Re: Draft iXML minutes, 4 March 2025 from David Birnbaum on 2025-03-18 (public-ixml@w3.org from March 2025)

From: David Birnbaum <djbpitt@gmail.com>
Date: Tue, 18 Mar 2025 10:55:33 -0400
To: Steven Pemberton <steven.pemberton@cwi.nl>
Cc: public-ixml@w3.org
Message-ID: <CAP4v81rhQc2jo+9aATOwre6Eqi=GXot8dT_V7va9HAytMGrGmw@mail.gmail.com>
Dear All,

Perhaps we can learn a lesson from Relax NG compact syntax about whether we
want to permit productions that license structures that would not be
well-formed. Here are a few thoughts:

A Relax NG production that allows attributes to repeat on an element is
permitted. Relax NG compact syntax also licenses constructions that cannot
be expressed in XML; for example, `text?`, `text+`, and `text*` are all
permitted in Relax even though sequential text nodes are not permitted in
XML and even though `text` is defined as zero or more characters (so that
zero textual characters matches `text`, making the occurrence indicator on
`text?` meaningless). It further allows attributes to be represented as
part of mixed content, even though they are not content, e.g., `mixed { x
}` where `x` is later defined as an attribute; this expresses element
content that is text (that is, zero or more textual characters), and not
mixed.

I think of a schema as an expression of a theory of the text that (unlike a
lower level grammar to which it might be compiled) is intended for human
legibility. For that reason, I regret that Relax NG compact syntax allows
productions that license XML that would not be well formed. Yes, we'll
avoid repeating attributes in our XML and well-formedness checking will
catch it if we don't, but allowing a schema rule to say that a
well-formedness violation is allowed compromises the legibility of the
schema.


ixml has different resources at its disposal than Relax NG compact syntax
and I don't mean to suggest that what Relax NG compact syntax permits (or
not, or should permit, or should not) is directly applicable to ixml. But I
wonder whether there might be a common issue: A Relax NG schema or ixml
grammar that says that it allows something that is not possible in XML
compromises how accurately, effectively, and legibly the schema or grammar
models the documents it purports to model.
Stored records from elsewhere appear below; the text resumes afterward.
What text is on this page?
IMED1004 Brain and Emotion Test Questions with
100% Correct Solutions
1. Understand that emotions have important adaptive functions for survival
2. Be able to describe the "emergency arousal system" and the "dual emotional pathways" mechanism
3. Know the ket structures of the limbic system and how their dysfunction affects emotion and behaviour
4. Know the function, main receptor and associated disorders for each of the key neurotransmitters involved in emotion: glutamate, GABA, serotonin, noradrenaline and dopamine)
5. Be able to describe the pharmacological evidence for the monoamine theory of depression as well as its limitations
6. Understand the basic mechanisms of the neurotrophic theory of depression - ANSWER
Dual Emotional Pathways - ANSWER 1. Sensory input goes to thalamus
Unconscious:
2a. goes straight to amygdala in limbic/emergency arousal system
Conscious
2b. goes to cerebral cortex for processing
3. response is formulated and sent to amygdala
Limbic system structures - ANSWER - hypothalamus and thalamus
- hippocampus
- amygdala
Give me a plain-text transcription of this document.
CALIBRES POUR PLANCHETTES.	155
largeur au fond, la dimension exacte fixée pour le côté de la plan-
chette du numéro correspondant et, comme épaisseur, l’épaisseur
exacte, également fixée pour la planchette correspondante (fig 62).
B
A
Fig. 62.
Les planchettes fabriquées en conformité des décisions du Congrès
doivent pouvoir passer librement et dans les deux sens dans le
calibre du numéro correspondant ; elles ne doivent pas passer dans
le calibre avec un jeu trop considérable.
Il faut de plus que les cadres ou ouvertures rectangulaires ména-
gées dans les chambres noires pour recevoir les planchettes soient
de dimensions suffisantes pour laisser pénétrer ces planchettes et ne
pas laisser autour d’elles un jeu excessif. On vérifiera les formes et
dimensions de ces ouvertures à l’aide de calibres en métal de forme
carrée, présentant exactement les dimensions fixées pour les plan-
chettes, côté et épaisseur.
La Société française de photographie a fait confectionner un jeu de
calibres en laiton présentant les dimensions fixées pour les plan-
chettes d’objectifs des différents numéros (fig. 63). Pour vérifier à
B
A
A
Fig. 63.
I care about this in the Relax
NG case because it's either completely unnecessary (e.g., Relax NG could
have prohibited repetition indicators on attributes or `text`) or could
have been avoided with a different (and, I think, clearer) design (e.g.,
attributes could have been represented in a way that distinguished them
from element content). I don't know whether it's as avoidable in ixml, but
perhaps 1) acknowledging that a grammar that says X is allowed when X is a
well-formedness violation is less legible than one that doesn't and 2)
distinguishing what can be avoided easily from what could be avoided only
at excessive cost would give us a useful perspective on the question.

Best,

David

On Tue, Mar 18, 2025 at 9:09 AM Steven Pemberton <steven.pemberton@cwi.nl>
wrote:

> Bethan: One of the things I've been thinking about recently is that we
> have a bunch of dynamic errors that are things like there not being a
> single root node, or two attributes with the same name on the same element.
> … Earlier the spec says that conformance is about processors and grammars,
> not the combination of a grammar and in input.
> … That being the case, I think these should be static errors on the
> grammar; not errors that are only thrown if a particular input produces
> not-well formed XML.
> … I'm convinced you can do it.
>
> Real-life example: I have an input where repeatedly I get A, B and C, but
> not necessarily in that order.
> I know the input is correct, so I write:
>
> input: event*.
> event: (A; B; C)+, #a.
> @a: date.
> @b: who.
> @c: where.
> date: ... etc
>
> This grammar allows <event a="..." a="..."/>, but it will never happen
> because my input will never generate it.
>
> If this were to be classed as a static error, then I would have to write:
>
> input: event*.
> event: (ABC; ACB; BAC; BCA; CAB; CBA), #a.
> ABC: a, b, c.
> ACB: a, c, b.
> BAC: b, a, c.
> BCA: b, c, a.
> CAB: c, a, b.
> CBA: c, b, a.
> @a: date.
> @b: who.
> @c: where.
> date: ... etc
>
> which I would rather not have to do.
>
> Steven
>
> On Tuesday 18 March 2025 13:50:26 (+01:00), Steven Pemberton wrote:
>
> Looks like you had a great discussion in the status reports section. Sorry
> I missed it.
>
> Bethan says: "What I'm interested in working on are tools that will treat
> your grammar as a generator rather than a recognizer."
>
> I've written several of these in the past (for instance, when I wrote a
> version of Eliza, the Rogerian psychotherapist, I wrote another program to
> generate random paranoid ramblings for Eliza to respond to (
> https://cwi.nl/~steven/Talks/2024/09-oxford/ai.html#L2734)
>
> In fact, they are quite easy to write, since it is just a recursive random
> path through the grammar tree. This is the complete code, where 'thing' is
> either a terminal or nonterminal ('choice' returns a random element of a
> sequence, in this case returning a random alternative from a rule):
>
> HOW TO GENERATE thing
> FROM grammar:
>     SELECT:
>
> nonterminal(thing):
>             FOR symbol
> IN choice grammar[thing]:
>
>     GENERATE symbol FROM grammar
>
> ELSE:
>             WRITE thing, "
> "
>
>
> And you generate one rambling with "GENERATE '<sentence>' FROM sentences"
>
> Steven
>
> On Tuesday 04 March 2025 16:42:47 (+01:00), Norm Tovey-Walsh wrote:
>
> > Hi folks,
> >
> > Draft minutes are online:
> >
> > https://www.w3.org/2025/03/04-ixml-minutes.html
> >
> > Be seeing you,
> > norm
> >
> > --
> > Norm Tovey-Walsh
> > Saxonica
> >
> >
>
>
Received on Tuesday, 18 March 2025 14:55:50 UTC